I need to identify the "quality" of the user's pronunciation with the help of Microsoft speech SDK (System.Speech.Recognition
). I am using MS Speech Engine - US, so what I actually need is to find out how close the speaker's voice is to the "North American" accent.
One way of doing this is by checking how close the user's voice is to the US English phonetic pronunciation. As mentioned in MSDN, it seems like this process is done inside the speech SDK by it self, so I need to get that out. Since we can set the phonetic to the engine by our selves as well, I am sure this is possible.
However, I have no clear idea about what I have to do. So, what can I do to find out the quality of the user's pronunciation/How close it is to US North American English phonetic pronunciation? User will only have to speak pre-defined sentences like "Hello World. I am here".
Please help.
UPDATE
I got some kind of "phonemes" (as mentioned in MSDN) by the use of following code
using System;
using System.Collections.Generic;
using System.Linq;
using System.Text;
using System.Speech.Recognition;
using System.Speech.Synthesis;
using System.Windows.Forms;
using System.IO;
namespace US_Speech_Recognizer
{
public class RecognizeSpeech
{
private SpeechRecognitionEngine sEngine; //Speech recognition engine
private SpeechSynthesizer sSpeak; //Speech synthesizer
string text3 = "";
public RecognizeSpeech()
{
//Make the recognizer ready
sEngine = new SpeechRecognitionEngine(new System.Globalization.CultureInfo("en-US"));
//Load grammar
Choices sentences = new Choices();
sentences.Add(new string[] { "I am hungry" });
GrammarBuilder gBuilder = new GrammarBuilder(sentences);
Grammar g = new Grammar(gBuilder);
sEngine.LoadGrammar(g);
//Add a handler
sEngine.SpeechRecognized +=new EventHandler<SpeechRecognizedEventArgs>(sEngine_SpeechRecognized);
sSpeak = new SpeechSynthesizer();
sSpeak.Rate = -2;
//Computer speaks the words to get the phones
Stream stream = new MemoryStream();
sSpeak.SetOutputToWaveStream(stream);
sSpeak.Speak("I was hungry");
stream.Position = 0;
sSpeak.SetOutputToNull();
//Configure the recognizer to stream
sEngine.SetInputToWaveStream(stream);
sEngine.RecognizeAsync(RecognizeMode.Single);
}
//Start the speech recognition task
private void sEngine_SpeechRecognized(object sender, SpeechRecognizedEventArgs e)
{
string text = "";
if (e.Result.Text == "I am hungry")
{
foreach (RecognizedWordUnit wordUnit in e.Result.Words)
{
text = text + wordUnit.Pronunciation + "\n";
}
MessageBox.Show(e.Result.Text + "\n" + text);
}
}
}
}
This is the direct code snippet related to the phonemes (extracted from the above code)

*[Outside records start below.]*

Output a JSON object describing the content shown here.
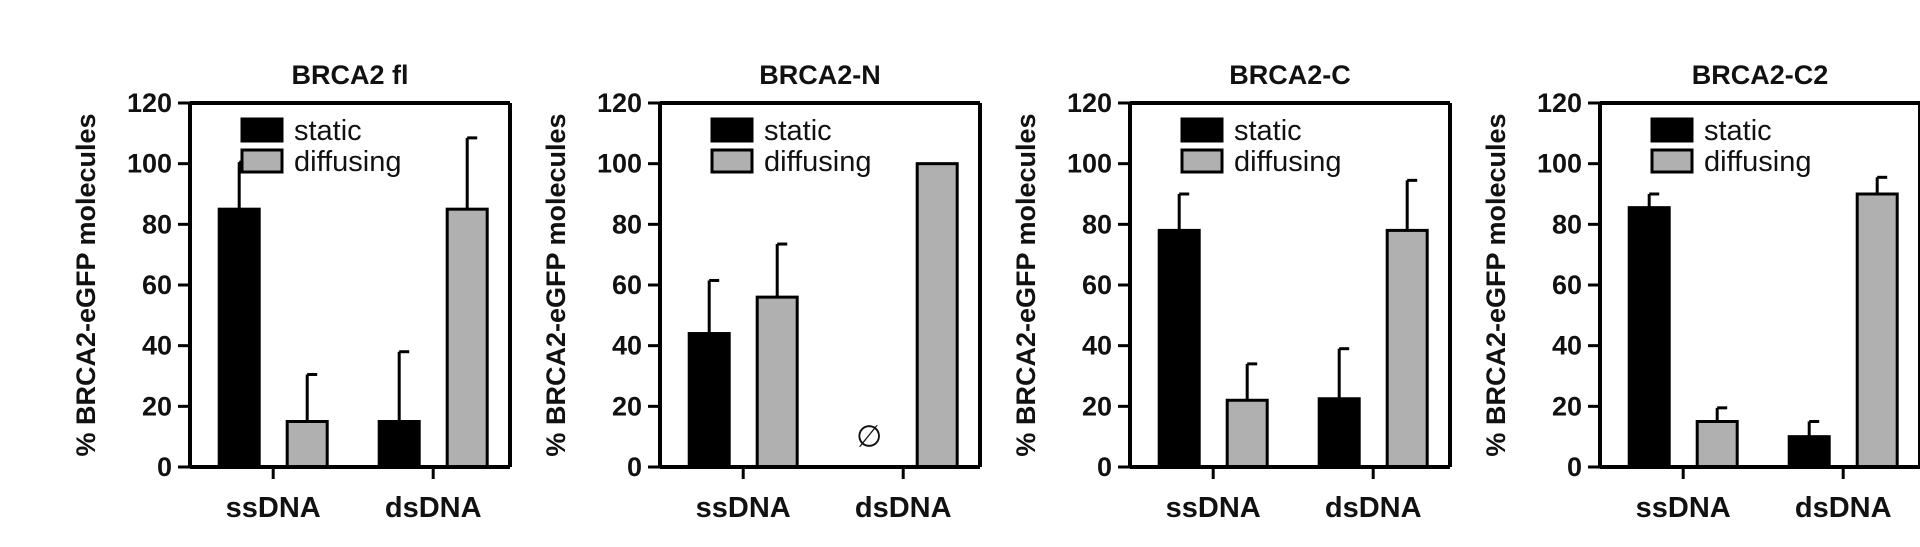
{
  "colors": {
    "static": "#000000",
    "diffusing": "#b0b0b0",
    "axis": "#000000"
  },
  "chart_data": [
    {
      "type": "bar",
      "title": "BRCA2 fl",
      "ylabel": "% BRCA2-eGFP molecules",
      "xlabel": "",
      "ylim": [
        0,
        120
      ],
      "yticks": [
        0,
        20,
        40,
        60,
        80,
        100,
        120
      ],
      "categories": [
        "ssDNA",
        "dsDNA"
      ],
      "legend": {
        "position": "top-left",
        "entries": [
          "static",
          "diffusing"
        ]
      },
      "series": [
        {
          "name": "static",
          "values": [
            85,
            15
          ],
          "errors": [
            15.5,
            23
          ]
        },
        {
          "name": "diffusing",
          "values": [
            15,
            85
          ],
          "errors": [
            15.5,
            23.5
          ]
        }
      ],
      "annotations": []
    },
    {
      "type": "bar",
      "title": "BRCA2-N",
      "ylabel": "% BRCA2-eGFP molecules",
      "xlabel": "",
      "ylim": [
        0,
        120
      ],
      "yticks": [
        0,
        20,
        40,
        60,
        80,
        100,
        120
      ],
      "categories": [
        "ssDNA",
        "dsDNA"
      ],
      "legend": {
        "position": "top-left",
        "entries": [
          "static",
          "diffusing"
        ]
      },
      "series": [
        {
          "name": "static",
          "values": [
            44,
            null
          ],
          "errors": [
            17.5,
            null
          ]
        },
        {
          "name": "diffusing",
          "values": [
            56,
            100
          ],
          "errors": [
            17.5,
            0
          ]
        }
      ],
      "annotations": [
        {
          "text": "∅",
          "category": "dsDNA",
          "series": "static",
          "y": 10
        }
      ]
    },
    {
      "type": "bar",
      "title": "BRCA2-C",
      "ylabel": "% BRCA2-eGFP molecules",
      "xlabel": "",
      "ylim": [
        0,
        120
      ],
      "yticks": [
        0,
        20,
        40,
        60,
        80,
        100,
        120
      ],
      "categories": [
        "ssDNA",
        "dsDNA"
      ],
      "legend": {
        "position": "top-left",
        "entries": [
          "static",
          "diffusing"
        ]
      },
      "series": [
        {
          "name": "static",
          "values": [
            78,
            22.5
          ],
          "errors": [
            12,
            16.5
          ]
        },
        {
          "name": "diffusing",
          "values": [
            22,
            78
          ],
          "errors": [
            12,
            16.5
          ]
        }
      ],
      "annotations": []
    },
    {
      "type": "bar",
      "title": "BRCA2-C2",
      "ylabel": "% BRCA2-eGFP molecules",
      "xlabel": "",
      "ylim": [
        0,
        120
      ],
      "yticks": [
        0,
        20,
        40,
        60,
        80,
        100,
        120
      ],
      "categories": [
        "ssDNA",
        "dsDNA"
      ],
      "legend": {
        "position": "top-left",
        "entries": [
          "static",
          "diffusing"
        ]
      },
      "series": [
        {
          "name": "static",
          "values": [
            85.5,
            10
          ],
          "errors": [
            4.5,
            5
          ]
        },
        {
          "name": "diffusing",
          "values": [
            15,
            90
          ],
          "errors": [
            4.5,
            5.5
          ]
        }
      ],
      "annotations": []
    }
  ]
}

//Start the speech recognition task
private void sEngine_SpeechRecognized(object sender, SpeechRecognizedEventArgs e)
{
string text = "";
if (e.Result.Text == "I am hungry")
{
foreach (RecognizedWordUnit wordUnit in e.Result.Words)
{
text = text + wordUnit.Pronunciation + "\n";
}
MessageBox.Show(e.Result.Text + "\n" + text);
}
}
Following is my output. The phonemes I got are displayed starting from the second line. First line simply shows the recognized sentence
So, please tell me, according to the MSDN this is "phonemes". So, is this is the "phonemes" actually? I have never seen these, that is why.
above code is done according to this link http://msdn.microsoft.com/en-us/library/microsoft.speech.recognition.srgsgrammar.srgstoken.pronunciation(v=office.14).aspx
Ok, here's how I'd approach the problem.
First, load up the dictation engine with the Pronunciation topic, which will return the phonemes spoken by the user (in the Recognition event).
Second, get the reference phonemes for the word using the ISpEnginePronunciation::GetPronunciations method (as I outlined here).
Once you have the two sets of phonemes, you can compare them. Essentially, the phonemes are separated by spaces, and each phoneme is represented by a short tag (described in the American English Phoneme Representation spec).
Given this, you should be able to compute a score by comparing the phonemes by any number of approximate string matching schemes (e.g., Levenshtein distance).
You might find the problem simpler by comparing phone IDs rather than strings; ISpPhoneConverter::PhoneToId can convert the phoneme strings to an array of phoneIDs, one ID per phoneme. That would give you a pair of null-terminated integer arrays, perhaps better suited for your comparison algorithm.
You could use the engine confidence to penalize matches, as low engine confidence indicates that the incoming audio doesn't closely match the engine's idea of the phoneme.